Par un mémoire en défense enregistré le 24 avril 2024, le préfet de la Seine-Saint-Denis conclut au rejet de la requête et à ce que la somme de 3 000 euros soit mise à la charge de la société DELVAG Versicherungs AG au titre de l’article L. 761-1 du code de justice administrat
ive.
Il fait valoir que les conditions d’engagement de la responsabilité de l’Etat sur le fondement des dispositions de l’article L. 211-10 du code de la sécurité intérieure ne sont pas réunies.
Par ordonnance du 25 avril 2025, la clôture d’instruction a été fixée au 15 mai 2025.
Vu les autres pièces du dossier.
Vu :
- le code de la sécurité intérieure ;
- le code de justice administrative.
Les parties ont été régulièrement averties du jour de l’audience.
Ont été entendus au cours de l’audience publique :
- le rapport de M. Löns,
- les conclusions de Mme Tahiri, rapporteure publique,
- et les observations de Me Poitout, représentant la société DELVAG Versicherungs AG.

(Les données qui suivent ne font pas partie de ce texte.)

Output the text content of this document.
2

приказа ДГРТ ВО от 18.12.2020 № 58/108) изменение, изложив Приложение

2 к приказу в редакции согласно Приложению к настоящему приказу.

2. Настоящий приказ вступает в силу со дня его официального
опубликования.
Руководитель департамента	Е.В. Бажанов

Le préfet de la Seine-Saint-Denis n’était pas présent ni représenté.
Considérant ce qui suit :
Les locaux, sis 34 avenue Jean Jaurès à Pantin (93500), de la société l’Epée d’or ont fait l’objet d’actes de dégradations accompagnés de vols, dans la nuit du 29 au 30 juin 2023. Par un courrier du 18 décembre 2024, la société DELVAG Versicherungs AG, assureur de la société l’Epée d’or, agissant notamment en qualité de subrogée dans les droits de son assurée, a demandé au préfet de la Seine-Saint-Denis le versement de la somme de 265 325 euros, assortie des intérêts au taux légal et de la capitalisation à compter du 19 septembre 2023, correspondant à l’indemnité versée à son assurée. Par un courrier du 7 janvier 2025, le préfet de la Seine-Saint-Denis a accusé réception de cette demande. Une décision implicite de rejet est née du silence gardé par le préfet pendant deux mois sur la demande de la société DELVAG Versicherungs AG. Par la présente requête, cette société demande l’annulation de la décision rejetant sa demande indemnitaire et la condamnation de l’État à lui verser les sommes de 265 325 euros au titre de l’indemnisation du préjudice et de 32 176 euros au titre des intérêts et de la capitalisation.

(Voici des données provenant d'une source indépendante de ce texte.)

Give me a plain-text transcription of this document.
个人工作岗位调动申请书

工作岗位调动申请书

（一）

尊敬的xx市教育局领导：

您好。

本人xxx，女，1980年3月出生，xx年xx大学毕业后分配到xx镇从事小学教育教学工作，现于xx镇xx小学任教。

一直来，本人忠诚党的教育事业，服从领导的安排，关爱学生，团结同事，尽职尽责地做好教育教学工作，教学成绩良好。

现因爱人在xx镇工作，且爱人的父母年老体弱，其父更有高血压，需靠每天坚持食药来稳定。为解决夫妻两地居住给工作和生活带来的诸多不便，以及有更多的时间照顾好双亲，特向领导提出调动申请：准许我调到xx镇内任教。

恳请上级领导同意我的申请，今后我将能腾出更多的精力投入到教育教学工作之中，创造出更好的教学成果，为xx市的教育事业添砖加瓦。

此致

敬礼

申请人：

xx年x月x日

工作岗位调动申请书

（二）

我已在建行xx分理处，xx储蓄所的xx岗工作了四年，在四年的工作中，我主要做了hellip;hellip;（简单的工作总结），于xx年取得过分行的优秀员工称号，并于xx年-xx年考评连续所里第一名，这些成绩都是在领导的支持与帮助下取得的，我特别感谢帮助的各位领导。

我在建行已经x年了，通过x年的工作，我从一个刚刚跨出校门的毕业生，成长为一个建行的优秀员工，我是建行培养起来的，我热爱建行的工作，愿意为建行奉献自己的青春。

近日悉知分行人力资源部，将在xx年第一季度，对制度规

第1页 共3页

La décision implicite rejetant la demande indemnitaire de la requérante a eu pour seul effet de lier le contentieux à l’égard de l’objet de la demande de cette dernière, qui, en formulant les conclusions susmentionnées, a donné à l’ensemble de sa requête le caractère d’un recours de plein contentieux. Au regard de l’objet d’une telle demande, qui conduit le juge à se prononcer sur le droit de l’intéressée à percevoir la somme qu’elle réclame, les vices propres dont serait, le cas échéant, entachée la décision qui a lié le contentieux sont sans incidence sur la solution du litige. Par suite, les conclusions tendant à l’annulation de cette décision ne peuvent qu’être rejetées.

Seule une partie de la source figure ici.